Cameroun Actuel

La justice rouvre l’enquête sur un gilet jaune étourdi au LBD à Paris — RT en français

Une policière accusée d’avoir tiré sur un gilet jaune lors d’une manifestation en mars 2019 avait été licenciée. Cette décision a été cassée par la cour d’appel de Paris le 14 février.

La cour d’appel de Paris a rouvert le 14 février l’enquête sur l’éventration d’un Gilet jaune, David Breidenstein, par un tir de LBD en mars 2019 à Paris, infirmant le non-lieu prononcé en juillet pour la policière soupçonnée d’en être l’auteur. « Je suis content, c’est très bien », a réagi auprès de l’AFP David Breindestein.

La chambre de l’instruction « a renvoyé le dossier au juge d’instruction », a indiqué une source judiciaire, dans cette affaire dans laquelle la policière Marine V. est considérée par la justice comme l’auteur de la fusillade, ce qu’elle conteste.
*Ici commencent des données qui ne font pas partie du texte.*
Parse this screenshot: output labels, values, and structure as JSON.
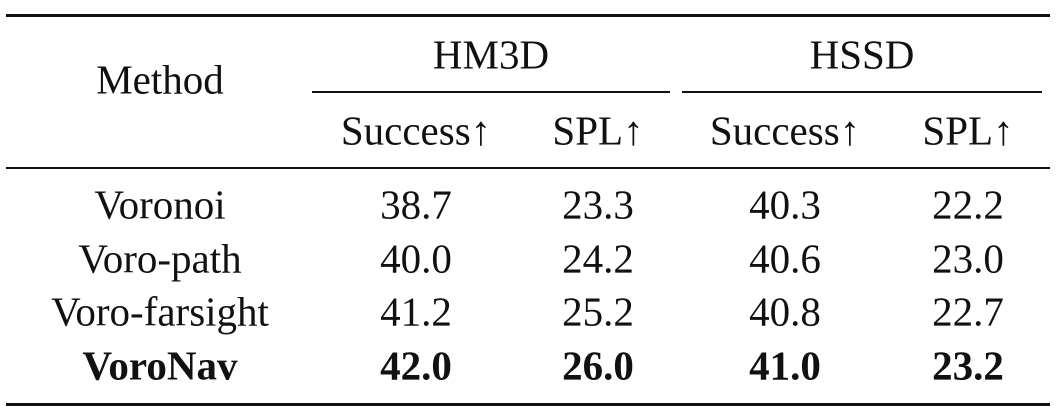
{
  "table": {
    "method_header": "Method",
    "groups": [
      "HM3D",
      "HSSD"
    ],
    "subheaders": [
      "Success↑",
      "SPL↑",
      "Success↑",
      "SPL↑"
    ],
    "rows": [
      [
        "Voronoi",
        "38.7",
        "23.3",
        "40.3",
        "22.2"
      ],
      [
        "Voro-path",
        "40.0",
        "24.2",
        "40.6",
        "23.0"
      ],
      [
        "Voro-farsight",
        "41.2",
        "25.2",
        "40.8",
        "22.7"
      ],
      [
        "VoroNav",
        "42.0",
        "26.0",
        "41.0",
        "23.2"
      ]
    ]
  }
}
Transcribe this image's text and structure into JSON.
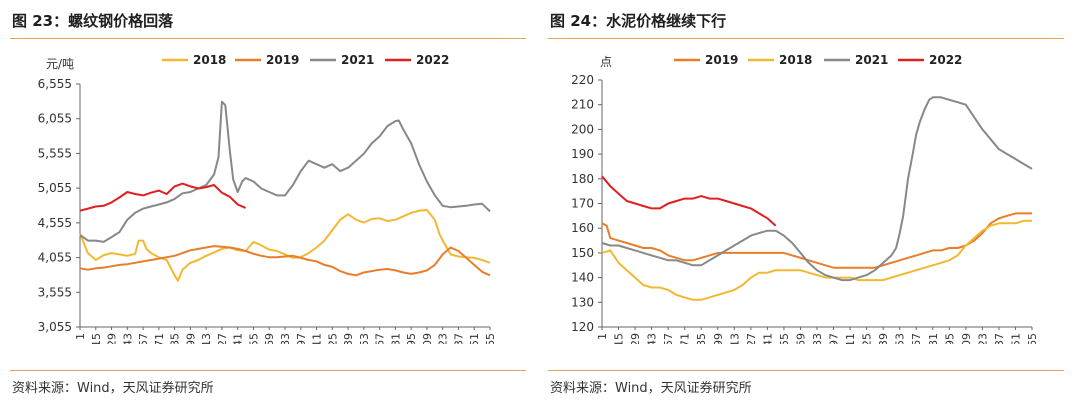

Lors d’une audience à la cour d’appel de Paris le 17 janvier, en présence de Davis Breidenstein et d’un rassemblement de gilets jaunes mutilés, le parquet avait demandé confirmation du non-lieu.

Légalité du tournage contestée

Le 16 mars 2019, lors d’une manifestation sur les Champs-Elysées, cette policière de la BAC de Paris avait tiré 15 fois avec son LBD, notamment à l’endroit et au moment de la blessure de ce gilet jaune.

Lors de l’enquête, elle s’est dite « sûre » qu’elle n’avait pas touché David Breidenstein « puisque je n’ai pas tiré dans le haut du corps et qu’il ne nous lançait pas de projectile ». Les vidéos du 16 mars, filmées par la caméra de son LBD, ont été effacées. Pour le juge qui a signé le non-lieu en juillet, l’enquête a établi que « Marine V. doit être considérée comme l’auteur de la fusillade » de LBD en cause.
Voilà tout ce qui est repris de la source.